No. Llegan después de años de rumores de crisis y rupturas. Versiones cruzadas sobre infidelidades, han dicho muchas veces en EN Blau. Sobre un matrimonio que sería solo una fachada institucional desde hace tiempo. Los expertos en protocolo señalan que desde hace un "pronunciado tiempo" no se les ve tomados de la mano ni con contacto físico en público. Es un dato. No es una prueba, pero alimenta la narrativa del distanciamiento.
Y el Palacio, ¿qué dice? Nada. El hermetismo es total, es su política. No comentan, no desmienten. Esa es, quizás, la respuesta más elocuente.
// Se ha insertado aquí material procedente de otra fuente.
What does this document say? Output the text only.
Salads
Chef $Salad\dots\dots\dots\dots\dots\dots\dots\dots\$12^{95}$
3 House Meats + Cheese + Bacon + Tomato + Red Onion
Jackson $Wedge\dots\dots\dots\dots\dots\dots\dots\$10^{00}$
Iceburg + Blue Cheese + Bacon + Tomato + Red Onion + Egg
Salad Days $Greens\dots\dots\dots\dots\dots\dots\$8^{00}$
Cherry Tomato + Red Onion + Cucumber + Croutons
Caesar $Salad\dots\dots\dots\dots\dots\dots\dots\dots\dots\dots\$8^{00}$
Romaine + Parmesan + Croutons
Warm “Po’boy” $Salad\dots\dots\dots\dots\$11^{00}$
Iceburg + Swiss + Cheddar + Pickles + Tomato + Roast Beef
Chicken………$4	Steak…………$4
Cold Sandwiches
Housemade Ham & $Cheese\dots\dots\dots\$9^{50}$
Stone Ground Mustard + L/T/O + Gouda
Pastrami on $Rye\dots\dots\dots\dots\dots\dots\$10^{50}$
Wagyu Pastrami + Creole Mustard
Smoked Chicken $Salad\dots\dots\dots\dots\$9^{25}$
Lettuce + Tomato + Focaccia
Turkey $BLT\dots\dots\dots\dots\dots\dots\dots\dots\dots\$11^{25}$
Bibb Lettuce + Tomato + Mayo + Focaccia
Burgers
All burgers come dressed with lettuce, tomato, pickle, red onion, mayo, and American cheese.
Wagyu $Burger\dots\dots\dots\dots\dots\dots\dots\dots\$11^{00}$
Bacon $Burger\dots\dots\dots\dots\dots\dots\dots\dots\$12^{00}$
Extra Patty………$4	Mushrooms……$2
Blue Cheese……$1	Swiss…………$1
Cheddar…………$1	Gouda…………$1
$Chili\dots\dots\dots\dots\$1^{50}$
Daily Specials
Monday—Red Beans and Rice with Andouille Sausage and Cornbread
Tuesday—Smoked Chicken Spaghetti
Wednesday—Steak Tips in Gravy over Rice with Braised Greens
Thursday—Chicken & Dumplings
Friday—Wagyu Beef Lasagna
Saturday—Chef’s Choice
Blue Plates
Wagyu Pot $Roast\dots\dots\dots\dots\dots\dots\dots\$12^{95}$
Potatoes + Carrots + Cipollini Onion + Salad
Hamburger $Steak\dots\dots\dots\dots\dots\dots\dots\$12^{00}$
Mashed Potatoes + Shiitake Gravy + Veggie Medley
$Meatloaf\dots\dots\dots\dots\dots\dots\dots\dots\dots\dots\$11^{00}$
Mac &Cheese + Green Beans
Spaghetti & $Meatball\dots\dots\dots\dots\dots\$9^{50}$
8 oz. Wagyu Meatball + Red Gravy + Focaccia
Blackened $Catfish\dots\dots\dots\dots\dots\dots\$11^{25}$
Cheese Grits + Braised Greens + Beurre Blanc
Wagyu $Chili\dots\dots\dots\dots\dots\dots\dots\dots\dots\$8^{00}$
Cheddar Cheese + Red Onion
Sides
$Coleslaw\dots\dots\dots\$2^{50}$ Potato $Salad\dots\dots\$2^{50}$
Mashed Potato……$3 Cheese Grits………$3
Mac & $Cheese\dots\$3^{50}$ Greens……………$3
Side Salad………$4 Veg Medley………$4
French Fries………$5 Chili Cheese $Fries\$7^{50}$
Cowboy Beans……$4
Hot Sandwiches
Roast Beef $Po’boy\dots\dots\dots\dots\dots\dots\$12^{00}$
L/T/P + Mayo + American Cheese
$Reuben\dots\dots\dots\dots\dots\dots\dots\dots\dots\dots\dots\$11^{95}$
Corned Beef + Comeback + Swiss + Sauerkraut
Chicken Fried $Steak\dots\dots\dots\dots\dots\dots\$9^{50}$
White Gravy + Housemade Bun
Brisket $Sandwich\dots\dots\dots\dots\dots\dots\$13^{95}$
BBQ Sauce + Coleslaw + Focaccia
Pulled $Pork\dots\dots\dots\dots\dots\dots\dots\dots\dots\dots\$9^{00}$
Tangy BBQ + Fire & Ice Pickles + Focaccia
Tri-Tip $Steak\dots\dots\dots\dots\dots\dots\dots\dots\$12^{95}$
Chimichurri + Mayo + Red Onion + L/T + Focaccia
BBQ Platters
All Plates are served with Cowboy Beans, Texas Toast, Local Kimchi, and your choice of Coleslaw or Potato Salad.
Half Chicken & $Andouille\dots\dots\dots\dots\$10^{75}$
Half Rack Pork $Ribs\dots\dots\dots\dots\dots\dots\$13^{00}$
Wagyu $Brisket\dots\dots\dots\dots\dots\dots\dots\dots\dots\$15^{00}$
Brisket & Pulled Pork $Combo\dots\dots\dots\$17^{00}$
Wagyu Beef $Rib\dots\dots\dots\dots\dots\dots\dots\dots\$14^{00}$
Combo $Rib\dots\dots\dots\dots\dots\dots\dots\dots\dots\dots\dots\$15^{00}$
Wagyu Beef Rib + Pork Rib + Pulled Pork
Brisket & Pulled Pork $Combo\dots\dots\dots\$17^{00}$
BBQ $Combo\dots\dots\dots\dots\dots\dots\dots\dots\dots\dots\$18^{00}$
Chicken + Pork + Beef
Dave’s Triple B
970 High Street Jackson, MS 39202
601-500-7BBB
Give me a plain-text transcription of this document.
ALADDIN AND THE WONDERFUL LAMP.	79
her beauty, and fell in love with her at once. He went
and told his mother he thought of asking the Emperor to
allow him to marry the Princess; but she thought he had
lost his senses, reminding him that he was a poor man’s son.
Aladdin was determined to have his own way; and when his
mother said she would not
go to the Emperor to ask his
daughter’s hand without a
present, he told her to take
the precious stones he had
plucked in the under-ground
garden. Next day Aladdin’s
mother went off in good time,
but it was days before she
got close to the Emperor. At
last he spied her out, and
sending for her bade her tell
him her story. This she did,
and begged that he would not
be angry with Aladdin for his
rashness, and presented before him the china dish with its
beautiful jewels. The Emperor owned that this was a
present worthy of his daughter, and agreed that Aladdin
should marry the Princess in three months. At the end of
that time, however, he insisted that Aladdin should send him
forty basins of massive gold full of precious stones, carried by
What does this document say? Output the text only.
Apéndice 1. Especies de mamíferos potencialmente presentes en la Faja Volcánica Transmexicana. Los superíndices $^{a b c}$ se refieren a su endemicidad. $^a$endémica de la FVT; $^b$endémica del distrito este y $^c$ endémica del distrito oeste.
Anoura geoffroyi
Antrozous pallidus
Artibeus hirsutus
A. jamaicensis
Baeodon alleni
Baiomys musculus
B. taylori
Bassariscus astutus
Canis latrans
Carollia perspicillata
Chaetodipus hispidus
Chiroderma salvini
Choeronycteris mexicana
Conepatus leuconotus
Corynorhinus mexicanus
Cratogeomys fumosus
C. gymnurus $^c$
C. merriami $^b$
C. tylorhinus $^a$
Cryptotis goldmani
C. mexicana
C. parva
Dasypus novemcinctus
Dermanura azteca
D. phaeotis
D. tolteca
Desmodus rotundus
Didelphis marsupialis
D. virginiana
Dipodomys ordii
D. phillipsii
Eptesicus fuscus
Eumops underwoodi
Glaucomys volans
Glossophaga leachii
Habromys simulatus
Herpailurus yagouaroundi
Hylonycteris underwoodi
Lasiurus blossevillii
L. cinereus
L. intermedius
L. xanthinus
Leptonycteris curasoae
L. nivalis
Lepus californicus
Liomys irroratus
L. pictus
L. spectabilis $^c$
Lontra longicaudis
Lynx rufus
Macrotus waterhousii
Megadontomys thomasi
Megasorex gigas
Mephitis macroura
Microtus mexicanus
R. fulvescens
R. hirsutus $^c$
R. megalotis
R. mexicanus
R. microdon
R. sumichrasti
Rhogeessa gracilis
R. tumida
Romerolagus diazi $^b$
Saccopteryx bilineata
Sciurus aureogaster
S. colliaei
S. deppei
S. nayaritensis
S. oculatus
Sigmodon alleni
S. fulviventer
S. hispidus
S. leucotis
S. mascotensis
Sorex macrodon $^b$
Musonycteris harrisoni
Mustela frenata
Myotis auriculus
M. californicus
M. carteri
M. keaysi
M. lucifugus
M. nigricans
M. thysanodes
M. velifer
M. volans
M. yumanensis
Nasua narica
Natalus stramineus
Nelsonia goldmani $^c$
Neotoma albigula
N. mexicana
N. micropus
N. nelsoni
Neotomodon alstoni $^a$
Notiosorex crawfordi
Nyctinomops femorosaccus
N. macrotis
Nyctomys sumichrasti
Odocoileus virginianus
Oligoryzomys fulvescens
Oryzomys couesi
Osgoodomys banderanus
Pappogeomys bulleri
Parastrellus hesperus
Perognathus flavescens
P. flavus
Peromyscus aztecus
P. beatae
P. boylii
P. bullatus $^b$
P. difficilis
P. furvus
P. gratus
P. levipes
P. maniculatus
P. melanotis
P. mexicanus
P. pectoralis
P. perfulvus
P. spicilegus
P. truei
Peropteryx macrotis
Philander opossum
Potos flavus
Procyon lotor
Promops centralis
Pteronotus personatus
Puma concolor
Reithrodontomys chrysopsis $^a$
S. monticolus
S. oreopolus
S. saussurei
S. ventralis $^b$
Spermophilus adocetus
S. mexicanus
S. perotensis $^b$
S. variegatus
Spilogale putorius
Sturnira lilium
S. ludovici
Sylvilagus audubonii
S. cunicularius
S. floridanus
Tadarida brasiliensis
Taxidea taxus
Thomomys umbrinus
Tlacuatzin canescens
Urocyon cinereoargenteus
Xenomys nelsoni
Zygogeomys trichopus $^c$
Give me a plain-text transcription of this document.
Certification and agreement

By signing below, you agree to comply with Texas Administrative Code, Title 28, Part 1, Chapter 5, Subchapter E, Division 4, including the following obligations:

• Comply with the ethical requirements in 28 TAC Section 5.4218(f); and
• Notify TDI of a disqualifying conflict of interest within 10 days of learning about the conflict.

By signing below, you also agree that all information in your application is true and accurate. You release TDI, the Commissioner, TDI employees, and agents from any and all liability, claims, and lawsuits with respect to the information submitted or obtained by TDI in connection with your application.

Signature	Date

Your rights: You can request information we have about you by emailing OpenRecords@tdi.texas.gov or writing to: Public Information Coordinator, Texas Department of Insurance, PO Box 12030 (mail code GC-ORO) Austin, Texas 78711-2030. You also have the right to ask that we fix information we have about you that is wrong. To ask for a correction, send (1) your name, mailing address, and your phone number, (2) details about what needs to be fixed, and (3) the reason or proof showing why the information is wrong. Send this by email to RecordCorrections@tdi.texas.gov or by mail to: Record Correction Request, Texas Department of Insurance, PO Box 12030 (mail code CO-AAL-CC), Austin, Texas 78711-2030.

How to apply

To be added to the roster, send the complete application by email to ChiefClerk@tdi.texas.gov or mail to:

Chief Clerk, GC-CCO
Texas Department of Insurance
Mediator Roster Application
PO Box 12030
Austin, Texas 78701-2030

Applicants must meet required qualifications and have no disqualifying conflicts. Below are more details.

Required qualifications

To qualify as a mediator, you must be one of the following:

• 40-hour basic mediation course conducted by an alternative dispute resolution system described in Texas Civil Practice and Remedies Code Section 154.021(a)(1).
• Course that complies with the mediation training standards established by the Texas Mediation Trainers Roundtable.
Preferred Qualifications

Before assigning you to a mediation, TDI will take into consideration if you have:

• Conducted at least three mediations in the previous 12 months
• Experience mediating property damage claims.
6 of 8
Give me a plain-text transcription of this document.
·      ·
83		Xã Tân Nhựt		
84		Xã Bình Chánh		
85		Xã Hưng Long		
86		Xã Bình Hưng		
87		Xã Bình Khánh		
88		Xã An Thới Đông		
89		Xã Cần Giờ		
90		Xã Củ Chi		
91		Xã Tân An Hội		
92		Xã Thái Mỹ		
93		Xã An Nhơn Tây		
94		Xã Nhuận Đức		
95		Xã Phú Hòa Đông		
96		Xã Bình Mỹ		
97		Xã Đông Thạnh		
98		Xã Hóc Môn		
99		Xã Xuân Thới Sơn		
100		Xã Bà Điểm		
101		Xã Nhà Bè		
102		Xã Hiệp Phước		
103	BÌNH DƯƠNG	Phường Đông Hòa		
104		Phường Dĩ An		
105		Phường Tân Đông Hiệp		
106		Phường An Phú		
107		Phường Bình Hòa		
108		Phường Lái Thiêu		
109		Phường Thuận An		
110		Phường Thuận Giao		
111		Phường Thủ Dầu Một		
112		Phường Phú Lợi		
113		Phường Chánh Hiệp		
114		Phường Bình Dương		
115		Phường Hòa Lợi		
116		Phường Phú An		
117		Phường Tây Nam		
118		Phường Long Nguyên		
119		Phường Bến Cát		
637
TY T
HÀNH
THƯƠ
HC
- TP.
Dejan que las imágenes hablen. Y las imágenes dicen cosas distintas según el día.
¿Estrés del cargo o problemas en casa? Hay otra lectura, más generosa quizás y por supuesto adaptada a la realidad. Algunos analistas lo miran desde la política. Dicen que el rey Felipe VI carga con el peso de la situación internacional, con la tensión política constante. "Son momentos complicados para el jefe de Estado. La situación que se ha producido a nivel internacional es inevitable que termine afectándole", señalan en Caras. Es posible. Es más que posible. Ser rey no es un trabajo fácil, y Felipe VI tiene uno especialmente complicado.